Known as the Green Investment Bank when in state hands, the GIG has billed the new offering Energy Solutions. It will offer financing for intensive energy users to adopt technologies including solar, CHP, battery storage, LED lighting and electric vehicles.

Energy Solutions will cover the upfront cost of the upgrades and businesses will enter into an Energy Services Agreement, allowing them to pay off the cost over time through its savings on energy bills.

The offering is being geared at companies – both public and private – that want to become more energy efficient but lack the capital to invest themselves.

It follows government ambitions in the Clean Growth Strategy to bolster energy efficiency in businesses, aiming to improve energy productivity by at least 20% by 2030 through a “package of measures” the government is to enact.

One such measure was listed as the establishment of an industrial energy efficiency scheme to help large companies install measures to reduce energy consumption.

Bill Rogers, head of distributed energy and onshore renewables at GIG, said that distributed energy technologies such as solar and battery storage would enable businesses to generate, store and use energy more efficiently.

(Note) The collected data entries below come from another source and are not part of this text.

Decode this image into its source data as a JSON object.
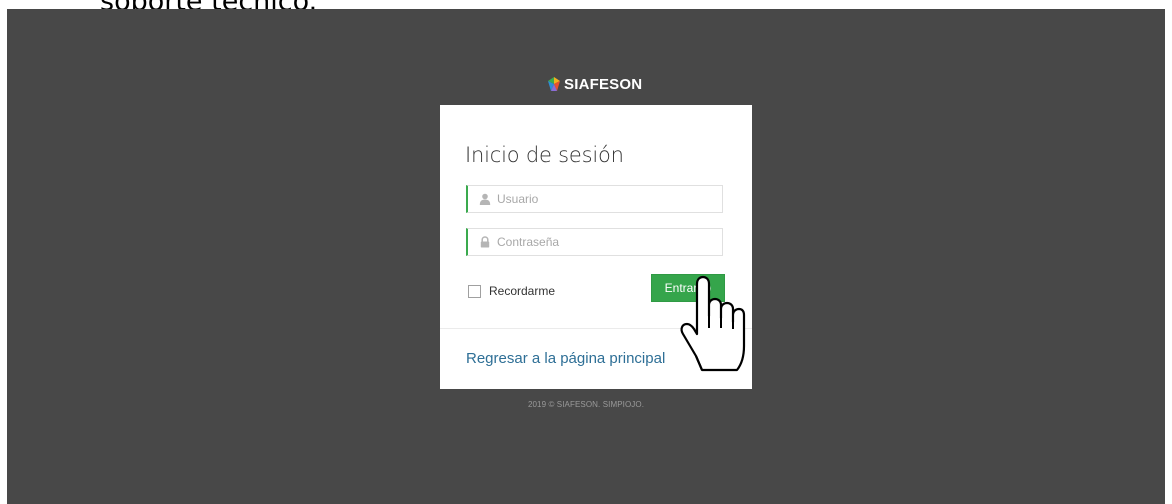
{
  "document": {
    "heading": "soporte técnico."
  },
  "brand": {
    "name": "SIAFESON",
    "colors": [
      "#f2b01e",
      "#3aaa4e",
      "#2c8ed6",
      "#e8512f"
    ]
  },
  "login": {
    "title": "Inicio de sesión",
    "username": {
      "placeholder": "Usuario",
      "icon": "user-icon",
      "value": ""
    },
    "password": {
      "placeholder": "Contraseña",
      "icon": "lock-icon",
      "value": ""
    },
    "remember_label": "Recordarme",
    "remember_checked": false,
    "submit_label": "Entrar",
    "submit_icon": "arrow-circle-right-icon",
    "back_link": "Regresar a la página principal"
  },
  "footer": {
    "text": "2019 © SIAFESON. SIMPIOJO."
  },
  "cursor": {
    "icon": "hand-pointer-cursor"
  },
  "colors": {
    "background": "#484848",
    "accent": "#35a54b",
    "link": "#2e6f96"
  }
}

“However, organisations are often faced with a choice between investing in new energy infrastructure or channelling available capital into core operations. Energy Solutions will design, fund and deliver an integrated programme of energy upgrades, assuming the key risks and expenditure involved.

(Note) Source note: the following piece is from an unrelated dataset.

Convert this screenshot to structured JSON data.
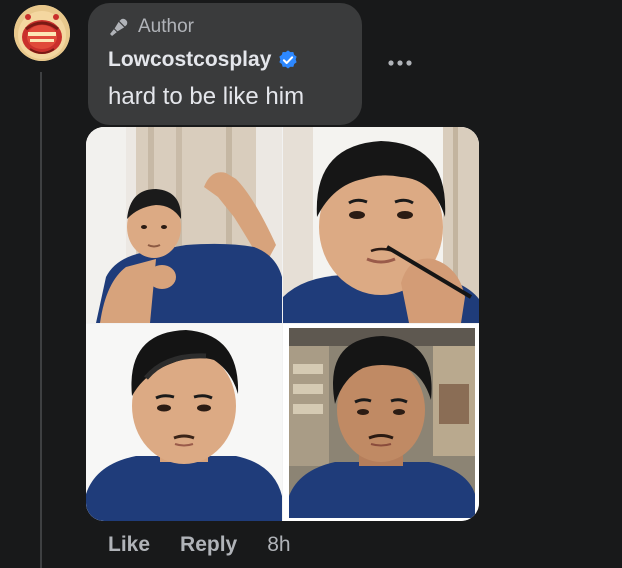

“This will provide our clients with greater certainty and control over energy costs and help to increase business resilience and lower emissions without constraining their balance sheets,” he said.

There has however yet to be any clarification from the now Macquarie-owned GIG as to how it will follow through on installations of such upgrades.

The Green Deal, a similarly structured pay-as-you-save scheme offering energy efficiency loans to consumers, elected to have an accredited list of installers throughout the UK which it outsourced the work to.

But whilst solar was a popular technology under the Green Deal, and therefore a not insignificant source of business for accredited installers, the scheme failed to entice the public and it was eventually scrapped by the government in 2015.